Stage 1. Perivitelline space is present between the egg envelope and the vitelline membrane. Central lipid droplet is present in the yolk.

Stage 2. Embryonic axis present. The embryo has almost five pairs of somites. Little cephalic organization.

Stage 3. The embryo has ten pairs of somites. Kupffer's vesicle is present.

Stage 4. The embryo has twenty pairs of somites, with lateral contraction. Optic vesicles are prominent, with some indication of the optic cups. Kupffer's vesicle is no longer present.

Stage 5. Cephalic organization is evident. Heart undergoes contractions. Optic cups are slightly larger than in the previous stage. Eyes are unpigmented.

Stage 6. The crystalline lenses have appeared in the eyes. Optic cups occupy a greater volume. Either no or few melanophores are present on the trunk. Eyes are still unpigmented or partially pigmented.

Stage 7. Eyes with brown pigment. Melanophores present on the head and trunk.

Stage 8. Eyes with dark-brown or black pigment, with reflex in the central part. Melanophores present on head and trunk have become larger and more numerous.

Stage 9. Pectoral fin bud is present as a lateral condensation of tissue. Some melanophores. Circulating blood cells increase in number.

Stage 10. Pectoral fins are more developed, but no fin rays are present. Eyes are strongly pigmented, and possess a prominent ring of reflecting gold material. Caudal fin touching the embryo heads, but no fin rays present.

Stage 11. Heavily pigmented eyes contain a blue-colored reflecting material. Eyes undergo spontaneous movements. On the head are large melanophores and several are present near the mouth.

Stage 12. Fins (pectoral and caudal) contain rays. The tip of the caudal fin extends over and beyond the head.

Stage 13. Late stage of development. Embryos exhibit spontaneous jaw movement.

No difference in embryonic development was observed between the dechorionated eggs and the control group.

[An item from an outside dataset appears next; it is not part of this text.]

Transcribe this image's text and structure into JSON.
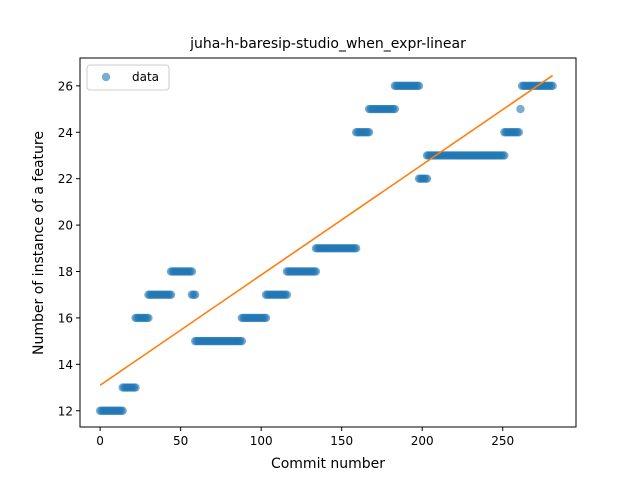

Nevertheless, some embryos did not survive nearly as long after the secondary chorionic envelope had been removed.

According to Carter & Wourms (1991), annual fish development differs markedly from that of typical non-annual teleost fish due to the occurrence of embryonic diapause and the presence of a phase in which embryo-forming cells disperse and subsequently reaggregate. The early embryonic developmental stages, corresponding to the dispersion and reaggregation cell phases, described by Wourms (1972a, b, c) and Avni & Soin (1974), have not been described here.

According to Wourms (1972a), three diapause stages are expected to be observed in the embryology of annual fish. In C. melanotaenia the two first stages are facultative and the last is obligatory. The first diapause can occur at the dispersed cell stage, when the amoeboid cells are randomly distributed. The second diapause stage may occur between the forth and fifth stage. Resumption of heart contractions indicates its end. The third diapause occurs during stage thirteen, the pre-hatching stage. This last diapause stage was the most evident after the bradycardia phase was observed.

Regarding the use of juveniles of C. melanotaenia as a test organism in toxicity tests, stocks at 20° ± 1°C or a variable ambient temperature between 16°-25°C (mean = 21°C, sd = 1.95) are recommended. At these temperatures, we did not observe any significant difference in the mean time spent to complete embryonic development (Table 3). Since the embryos need a longer period to complete their development at these temperatures, they can also be stocked for a longer period. Egg incubation at 25° ± 1°C is not recommended since the juveniles quickly perish.

Acknowledgments – To Laura R.P. Utz and Claudine Gus for their suggestions and review.